Asked if capital controls were now inevitable, Greek Finance Minister Yanis Varoufakis told the BBC: "This is a matter that we'll have to work overnight on, with the appropriate authorities both here in Greece and in Frankfurt."
The ECB's move comes at the end of a turbulent week of negotiations between Greece and its creditors.
Weekend of turmoil
- Friday evening: Greek prime minister calls referendum on terms of new bailout deal, asks for extension of existing bailout
- Saturday afternoon: Eurozone finance ministers refuse to extend existing bailout beyond Tuesday
- Saturday evening: Greek parliament backs referendum for 5 July
- Sunday afternoon: ECB says it is not increasing emergency assistance to Greece
On Saturday, eurozone finance ministers refused a Greek request to extend Greece's current bailout beyond 30 June, the same day that Greece has to make a payment of €1.6bn to the International Monetary Fund (IMF).
Without new funds, Greece risks defaulting.
Greece and its creditors had been locked in talks over fresh bailout money on Friday when the Greek government broke off discussions to call a surprise referendum for 5 July over the terms it was being offered.
It described the terms as "not viable", and asked for an extension of its current deal until after the vote was completed.

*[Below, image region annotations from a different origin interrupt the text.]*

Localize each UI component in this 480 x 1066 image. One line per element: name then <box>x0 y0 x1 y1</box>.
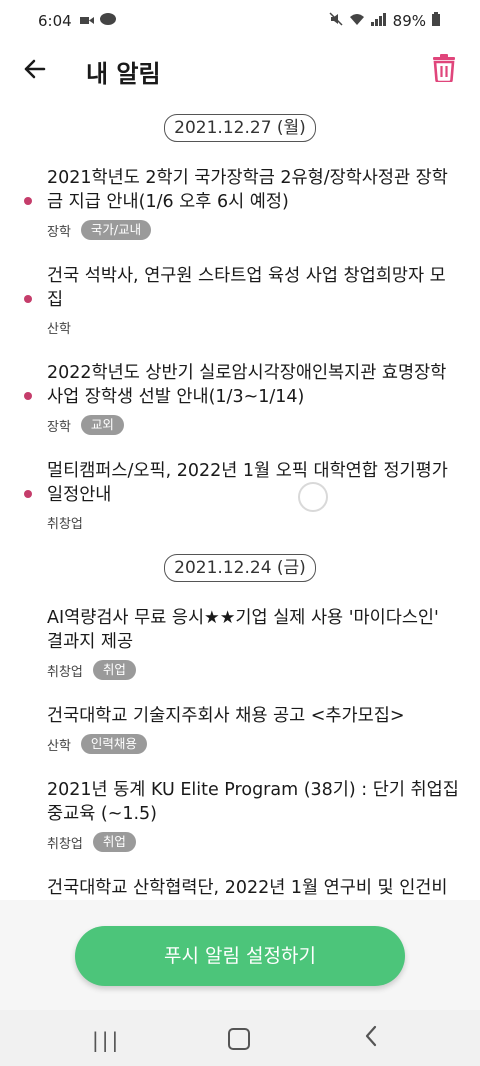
push-settings-button[interactable]: 푸시 알림 설정하기 <box>75 926 405 986</box>
category-label: 취창업 <box>47 836 83 852</box>
system-nav-bar: ||| <box>0 1010 480 1066</box>
notification-item[interactable]: 2021년 동계 KU Elite Program (38기) : 단기 취업집… <box>0 778 480 852</box>
category-label: 장학 <box>47 419 71 435</box>
notification-item[interactable]: 건국대학교 산학협력단, 2022년 1월 연구비 및 인건비 지불 일정 <box>0 876 480 900</box>
chat-icon <box>100 12 116 30</box>
category-label: 산학 <box>47 322 71 337</box>
bottom-action-area: 푸시 알림 설정하기 <box>0 900 480 1010</box>
notification-title: 2021년 동계 KU Elite Program (38기) : 단기 취업집… <box>47 780 459 824</box>
category-label: 산학 <box>47 738 71 754</box>
unread-dot <box>24 490 32 498</box>
status-right-icons: 89% <box>329 12 440 30</box>
notification-meta: 장학 교외 <box>47 415 460 435</box>
unread-dot <box>24 392 32 400</box>
notification-item[interactable]: 건국 석박사, 연구원 스타트업 육성 사업 창업희망자 모집 산학 <box>0 264 480 337</box>
category-label: 취창업 <box>47 664 83 680</box>
notification-title: AI역량검사 무료 응시★★기업 실제 사용 '마이다스인' 결과지 제공 <box>47 608 439 652</box>
notification-title: 건국대학교 산학협력단, 2022년 1월 연구비 및 인건비 지불 일정 <box>47 878 448 898</box>
notification-item[interactable]: 2021학년도 2학기 국가장학금 2유형/장학사정관 장학금 지급 안내(1/… <box>0 166 480 240</box>
notification-item[interactable]: 건국대학교 기술지주회사 채용 공고 <추가모집> 산학 인력채용 <box>0 704 480 754</box>
date-divider: 2021.12.27 (월) <box>164 114 316 142</box>
back-button[interactable] <box>18 52 52 86</box>
wifi-icon <box>349 12 365 30</box>
notification-title: 건국대학교 기술지주회사 채용 공고 <추가모집> <box>47 706 405 726</box>
tag-badge: 취업 <box>92 660 136 680</box>
tag-badge: 국가/교내 <box>80 220 152 240</box>
video-icon <box>80 12 94 30</box>
page-title: 내 알림 <box>86 60 161 88</box>
category-label: 취창업 <box>47 517 83 532</box>
notification-item[interactable]: 2022학년도 상반기 실로암시각장애인복지관 효명장학사업 장학생 선발 안내… <box>0 361 480 435</box>
signal-icon <box>370 12 387 30</box>
loading-spinner <box>298 482 328 512</box>
mute-icon <box>329 12 343 30</box>
notification-item[interactable]: AI역량검사 무료 응시★★기업 실제 사용 '마이다스인' 결과지 제공 취창… <box>0 606 480 680</box>
notification-item[interactable]: 멀티캠퍼스/오픽, 2022년 1월 오픽 대학연합 정기평가 일정안내 취창업 <box>0 459 480 532</box>
notification-meta: 산학 인력채용 <box>47 734 460 754</box>
notification-meta: 산학 <box>47 318 460 337</box>
category-label: 장학 <box>47 224 71 240</box>
date-divider: 2021.12.24 (금) <box>164 554 316 582</box>
status-left-icons <box>80 12 116 30</box>
unread-dot <box>24 197 32 205</box>
tag-badge: 교외 <box>80 415 124 435</box>
notification-title: 2022학년도 상반기 실로암시각장애인복지관 효명장학사업 장학생 선발 안내… <box>47 363 447 407</box>
notification-meta: 취창업 <box>47 513 460 532</box>
notification-meta: 취창업 취업 <box>47 660 460 680</box>
battery-percent: 89% <box>392 12 426 30</box>
arrow-left-icon <box>24 59 46 79</box>
notification-title: 건국 석박사, 연구원 스타트업 육성 사업 창업희망자 모집 <box>47 266 446 310</box>
status-time: 6:04 <box>38 12 72 30</box>
delete-button[interactable] <box>432 54 460 84</box>
home-button[interactable] <box>228 1028 250 1050</box>
chevron-left-icon <box>365 1025 377 1047</box>
recent-apps-button[interactable]: ||| <box>92 1028 121 1052</box>
notification-meta: 취창업 취업 <box>47 832 460 852</box>
app-header: 내 알림 <box>0 44 480 94</box>
notification-list[interactable]: 2021.12.27 (월) 2021학년도 2학기 국가장학금 2유형/장학사… <box>0 104 480 900</box>
trash-icon <box>433 54 455 84</box>
tag-badge: 인력채용 <box>80 734 147 754</box>
tag-badge: 취업 <box>92 832 136 852</box>
unread-dot <box>24 295 32 303</box>
battery-icon <box>432 12 440 30</box>
status-bar: 6:04 89% <box>0 0 480 44</box>
notification-meta: 장학 국가/교내 <box>47 220 460 240</box>
notification-title: 멀티캠퍼스/오픽, 2022년 1월 오픽 대학연합 정기평가 일정안내 <box>47 461 448 505</box>
notification-title: 2021학년도 2학기 국가장학금 2유형/장학사정관 장학금 지급 안내(1/… <box>47 168 448 212</box>
system-back-button[interactable] <box>364 1024 378 1052</box>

Analysis: Andrew Walker, BBC economics correspondent
Some sort of restrictions on withdrawals, perhaps a bank holiday, look very likely for Monday.
The ECB was prepared to risk this consequence of their decision to restrict the ELA because the failure of the bailout talks cast new doubt on the viability of Greek banks - some of their assets depend on the government being able to meet its financial commitments.

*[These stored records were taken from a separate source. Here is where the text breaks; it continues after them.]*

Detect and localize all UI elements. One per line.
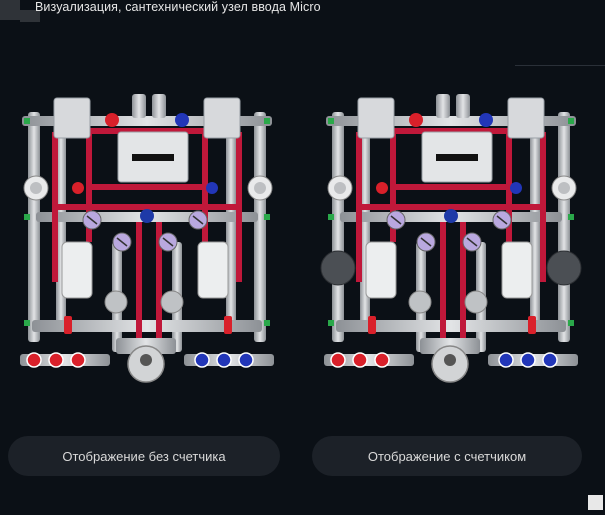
plumbing-diagram-svg-2 [320,94,582,383]
manifold-hot-valve-0 [26,352,42,368]
green-marker-3 [264,214,270,220]
filter-tank-1 [197,241,229,299]
side-valve-core-1 [558,182,570,194]
diagram-without-meter [12,92,282,392]
pipe-red-0 [52,132,58,282]
filter-tank-0 [365,241,397,299]
valve-blue-mid [206,182,218,194]
green-marker-0 [24,118,30,124]
green-marker-2 [24,214,30,220]
manifold-hot-valve-1 [48,352,64,368]
valve-blue-mid [510,182,522,194]
manifold-cold-valve-0 [194,352,210,368]
valve-red-top [409,113,423,127]
manifold-cold-valve-0 [498,352,514,368]
diagram-with-meter [316,92,586,392]
side-valve-core-0 [30,182,42,194]
valve-blue-top [175,113,189,127]
plumbing-diagram-svg-1 [20,94,274,383]
green-marker-4 [328,320,334,326]
show-with-meter-button[interactable]: Отображение с счетчиком [312,436,582,476]
pipe-red-h2 [58,204,240,210]
drain-valve-0 [368,316,376,334]
pump-ball-0 [408,290,432,314]
pump-ball-0 [104,290,128,314]
green-marker-2 [328,214,334,220]
manifold-hot-valve-0 [330,352,346,368]
drain-valve-1 [224,316,232,334]
divider [515,65,605,66]
side-valve-core-1 [254,182,266,194]
pump-logo-figure [444,354,456,366]
valve-blue-center [140,209,154,223]
valve-red-mid [376,182,388,194]
manifold-cold-valve-1 [216,352,232,368]
green-marker-1 [264,118,270,124]
green-marker-1 [568,118,574,124]
control-box-0 [357,97,395,139]
manifold-cold-valve-2 [542,352,558,368]
main-unit-display [436,154,478,161]
filter-tank-1 [501,241,533,299]
pipe-outer-0 [332,112,344,342]
window-title: Визуализация, сантехнический узел ввода … [35,0,321,14]
water-meter-1 [546,250,582,286]
pipe-outer-1 [254,112,266,342]
manifold-cold-valve-2 [238,352,254,368]
app-icon [0,0,40,22]
pipe-inner-1 [530,122,540,332]
water-meter-0 [320,250,356,286]
pipe-red-0 [356,132,362,282]
pipe-stub-1 [152,94,166,118]
pipe-inner-1 [226,122,236,332]
valve-blue-top [479,113,493,127]
manifold-hot-valve-2 [374,352,390,368]
pipe-red-mid [86,184,208,190]
green-marker-4 [24,320,30,326]
green-marker-5 [568,320,574,326]
side-valve-core-0 [334,182,346,194]
manifold-cold-valve-1 [520,352,536,368]
manifold-hot-valve-1 [352,352,368,368]
drain-valve-1 [528,316,536,334]
pump-ball-1 [160,290,184,314]
green-marker-5 [264,320,270,326]
pump-ball-1 [464,290,488,314]
control-box-1 [507,97,545,139]
drain-valve-0 [64,316,72,334]
control-box-0 [53,97,91,139]
manifold-hot-valve-2 [70,352,86,368]
main-unit-display [132,154,174,161]
resize-handle[interactable] [588,495,603,510]
pipe-outer-0 [28,112,40,342]
valve-red-mid [72,182,84,194]
green-marker-3 [568,214,574,220]
filter-tank-0 [61,241,93,299]
pipe-stub-0 [436,94,450,118]
pipe-stub-0 [132,94,146,118]
green-marker-0 [328,118,334,124]
valve-blue-center [444,209,458,223]
show-without-meter-button[interactable]: Отображение без счетчика [8,436,280,476]
pipe-outer-1 [558,112,570,342]
pump-logo-figure [140,354,152,366]
control-box-1 [203,97,241,139]
pipe-red-mid [390,184,512,190]
valve-red-top [105,113,119,127]
pipe-red-h2 [362,204,544,210]
pipe-stub-1 [456,94,470,118]
title-bar: Визуализация, сантехнический узел ввода … [0,0,605,22]
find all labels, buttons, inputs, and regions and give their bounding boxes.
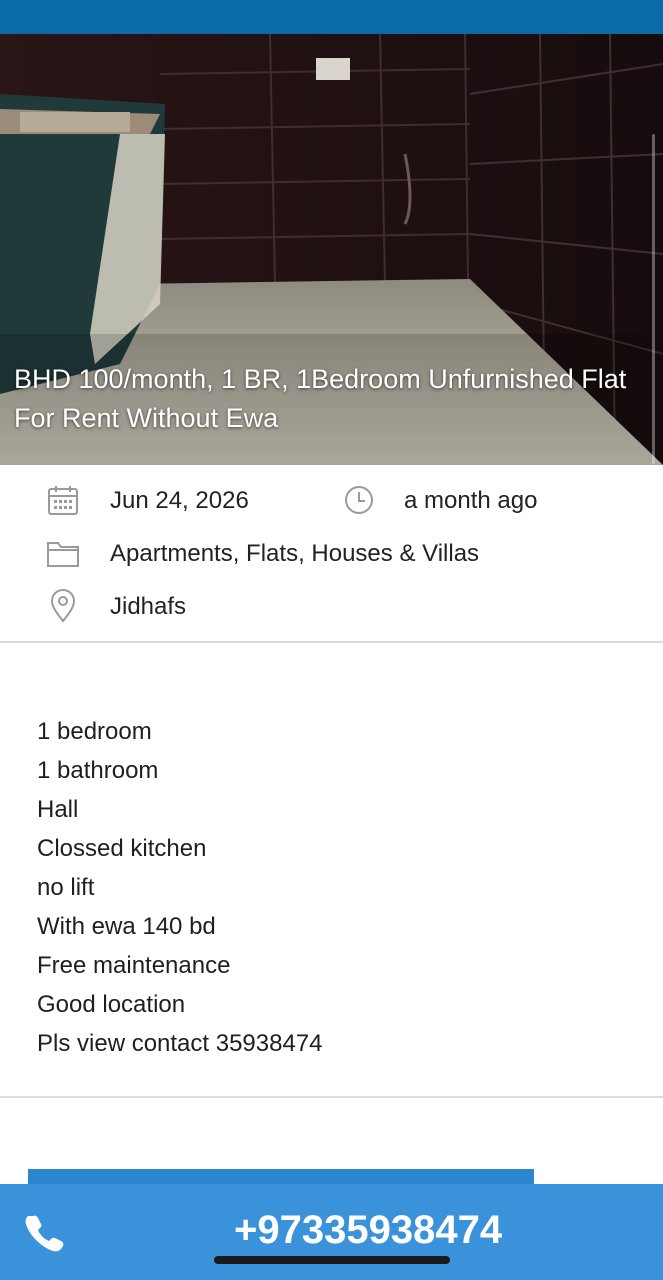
folder-icon [46,536,80,570]
listing-meta: Jun 24, 2026 a month ago Apartments, Fla… [0,465,663,643]
description-line: 1 bedroom [37,718,152,745]
listing-posted-ago: a month ago [404,487,538,514]
listing-photo[interactable]: BHD 100/month, 1 BR, 1Bedroom Unfurnishe… [0,34,663,465]
description-line: Free maintenance [37,952,231,979]
listing-date: Jun 24, 2026 [110,487,249,514]
phone-icon[interactable] [24,1212,64,1252]
section-divider [0,1096,663,1098]
description-line: With ewa 140 bd [37,913,216,940]
listing-category[interactable]: Apartments, Flats, Houses & Villas [110,540,479,568]
clock-icon [342,483,376,517]
listing-title: BHD 100/month, 1 BR, 1Bedroom Unfurnishe… [14,364,627,433]
home-indicator[interactable] [214,1256,450,1264]
description-line: Good location [37,991,186,1018]
phone-number[interactable]: +97335938474 [234,1208,502,1253]
description-line: no lift [37,874,95,901]
calendar-icon [46,483,80,517]
map-pin-icon [46,589,80,623]
scroll-indicator [652,134,655,464]
listing-location[interactable]: Jidhafs [110,593,186,621]
description-line: Pls view contact 35938474 [37,1030,323,1057]
description-line: Hall [37,796,79,823]
description-line: 1 bathroom [37,757,159,784]
listing-description: 1 bedroom 1 bathroom Hall Clossed kitche… [37,712,637,1063]
app-top-bar [0,0,663,34]
description-line: Clossed kitchen [37,835,207,862]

And it is a fundamental principle of central banking that while you do lend to banks that are temporary difficulty, you only do so if they are solvent.
Mr Varoufakis said the prospect of Greece's creditors ending their financial support was "appalling".
It would mean "that Europe has failed in its duty to preserve in parallel a democratic process and a monetary union", he said.
Many Greeks still believe the banking system will survive the current uncertainty, the BBC's Joe Miller reports from Athens.
"We're going to be just fine," said a pensioner who voted for Syriza, the left-wing party of Greek prime minister Alexis Tsipras. "I trust him," she added, saying she would vote against accepting the creditor's proposals in the upcoming referendum.
In the queue at the cashpoint: Anna Holligan, BBC News, Athens
People standing in the queues for the cashpoint are heatedly debating politics. That's all you hear them talking about. The disagreements climax, the talking turns into shouting and now insults are being thrown - they are calling each other ignorant, naive, foolish and suicidal.
All discussions seem to lead to the question: "So who did you vote for in January?" Those who supported Syriza defend it by arguing that at least someone is standing up for the country, but they are attacked by others as responsible for the bank run.
"They took too much risk" is the feeling among many people.
Obviously, they are also discussing the referendum. Older people realise that a Yes at the referendum means that pension schemes will need to be reformed.
I even saw two people depositing money, claiming this was the conscientious thing to do. One of them tried to convince others not to withdraw their cash.